After shopping we went to the Italian restaurant which Josh and Saige introduced us to. Once again, it was a delicious, but also an adventure. The boys did pretty well except at the beginning, before the food arrived, and at the end, when it was all gone and we were waiting for the check. Patrick stayed in his stroller the whole time and was fine. Calvin sat mostly on my lap and some on Alaina’s and ate almost everything he could reach. The boys devoured the mashed potatoes and picked over the grilled veggies we ordered. Calvin was still going strong, so we pulled out a meat and potatoes baby food jar. When it was gone, out came the creamed spinach and potato baby food we brought. We thought it looked like about the most disgusting thing you could imagine, but Calvin gulped it down, with a little assist by Patrick. Alaina and I enjoyed pizza and lasagna, and there was plenty left over for lunch tomorrow (I actually knew it would be more food than we could eat, but I knew the lasagna would be a delicious lunch!).

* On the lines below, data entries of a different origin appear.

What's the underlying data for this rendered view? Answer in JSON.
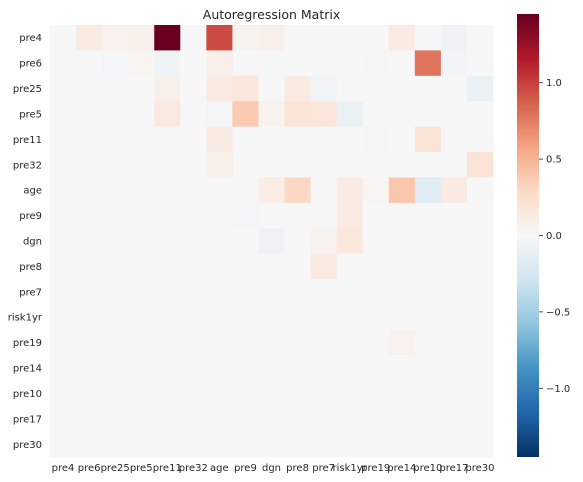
{
  "chart_data": {
    "type": "heatmap",
    "title": "Autoregression Matrix",
    "xlabel": "",
    "ylabel": "",
    "rows": [
      "pre4",
      "pre6",
      "pre25",
      "pre5",
      "pre11",
      "pre32",
      "age",
      "pre9",
      "dgn",
      "pre8",
      "pre7",
      "risk1yr",
      "pre19",
      "pre14",
      "pre10",
      "pre17",
      "pre30"
    ],
    "cols": [
      "pre4",
      "pre6",
      "pre25",
      "pre5",
      "pre11",
      "pre32",
      "age",
      "pre9",
      "dgn",
      "pre8",
      "pre7",
      "risk1yr",
      "pre19",
      "pre14",
      "pre10",
      "pre17",
      "pre30"
    ],
    "values": [
      [
        0,
        0.12,
        0.06,
        0.07,
        1.45,
        0,
        0.95,
        0.05,
        0.08,
        0,
        0,
        0,
        0,
        0.12,
        0,
        -0.06,
        0
      ],
      [
        0,
        0,
        -0.02,
        0.03,
        -0.07,
        0,
        0.08,
        0,
        0,
        0,
        0,
        0,
        -0.01,
        0,
        0.78,
        -0.04,
        0
      ],
      [
        0,
        0,
        0,
        0,
        0.08,
        0,
        0.12,
        0.17,
        0,
        0.13,
        -0.05,
        0,
        0,
        0,
        0,
        0,
        -0.1
      ],
      [
        0,
        0,
        0,
        0,
        0.15,
        0,
        -0.02,
        0.38,
        0.05,
        0.2,
        0.18,
        -0.1,
        0,
        0,
        0,
        0,
        0
      ],
      [
        0,
        0,
        0,
        0,
        0,
        0,
        0.12,
        0,
        0,
        0,
        0,
        0,
        -0.01,
        0,
        0.2,
        0,
        0
      ],
      [
        0,
        0,
        0,
        0,
        0,
        0,
        0.07,
        0,
        0,
        0,
        0,
        0,
        0,
        0,
        0,
        0,
        0.2
      ],
      [
        0,
        0,
        0,
        0,
        0,
        0,
        0,
        -0.01,
        0.1,
        0.3,
        0,
        0.12,
        0.03,
        0.4,
        -0.18,
        0.13,
        0
      ],
      [
        0,
        0,
        0,
        0,
        0,
        0,
        0,
        -0.03,
        0,
        0,
        0,
        0.12,
        0,
        0,
        0,
        0,
        0
      ],
      [
        0,
        0,
        0,
        0,
        0,
        0,
        0,
        0,
        -0.08,
        0,
        0.05,
        0.16,
        0,
        0,
        0,
        0,
        0
      ],
      [
        0,
        0,
        0,
        0,
        0,
        0,
        0,
        0,
        0,
        0,
        0.14,
        0,
        0,
        0,
        0,
        0,
        0
      ],
      [
        0,
        0,
        0,
        0,
        0,
        0,
        0,
        0,
        0,
        0,
        0,
        0,
        0,
        0,
        0,
        0,
        0
      ],
      [
        0,
        0,
        0,
        0,
        0,
        0,
        0,
        0,
        0,
        0,
        0,
        0,
        0,
        0,
        0,
        0,
        0
      ],
      [
        0,
        0,
        0,
        0,
        0,
        0,
        0,
        0,
        0,
        0,
        0,
        0,
        0,
        0.06,
        0,
        0,
        0
      ],
      [
        0,
        0,
        0,
        0,
        0,
        0,
        0,
        0,
        0,
        0,
        0,
        0,
        0,
        0,
        0,
        0,
        0
      ],
      [
        0,
        0,
        0,
        0,
        0,
        0,
        0,
        0,
        0,
        0,
        0,
        0,
        0,
        0,
        0,
        0,
        0
      ],
      [
        0,
        0,
        0,
        0,
        0,
        0,
        0,
        0,
        0,
        0,
        0,
        0,
        0,
        0,
        0,
        0,
        0
      ],
      [
        0,
        0,
        0,
        0,
        0,
        0,
        0,
        0,
        0,
        0,
        0,
        0,
        0,
        0,
        0,
        0,
        0
      ]
    ],
    "vmin": -1.45,
    "vmax": 1.45,
    "colormap": "RdBu_r",
    "colorbar": {
      "ticks": [
        1.0,
        0.5,
        0.0,
        -0.5,
        -1.0
      ],
      "tick_labels": [
        "1.0",
        "0.5",
        "0.0",
        "−0.5",
        "−1.0"
      ],
      "placement": "right"
    }
  }
}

The meal complete, we once again hailed a cab – a real one this time. He charged us more than anyone else yet, but it was worth it – he returned us almost to our door. He did seem a bit lost, however, and kept asking us for directions – in Russian of course. We couldn’t help him much anyway, as we’ve not been out much, it was dark, and he took a different route than we were familiar with.
So now it’s bedtime. We’ve been looking through some of the stuff we purchased – and have some adorable pictures of the boys with some of it. But as it’s a surprise, you’ll just have to wait to see those pictures! :)
Bedtime was a HUGE struggle with Calvin. He screamed and cried for over 1 hour, rubbing his eyes and yawning all the way. We feel bad for our neighbors…it sounds like we are awful people. He just gets himself so worked up that he can’t stop. Ugh! So much for the easy naptime! We sat with him and rubbed his back but that didn’t even seem to help. Oh well, we’ll work on it when we get home. We think he isn't feeling very well so we gave him some medicine that will hopefully help!
We go to the Embassy tomorrow afternoon. That is our final "have to" thing before we can leave the country. Yay!
A Happy Birthday to Jon & Jason...sorry we didn't get cards in the mail this year but we didn't forget you! Hope you have a great day!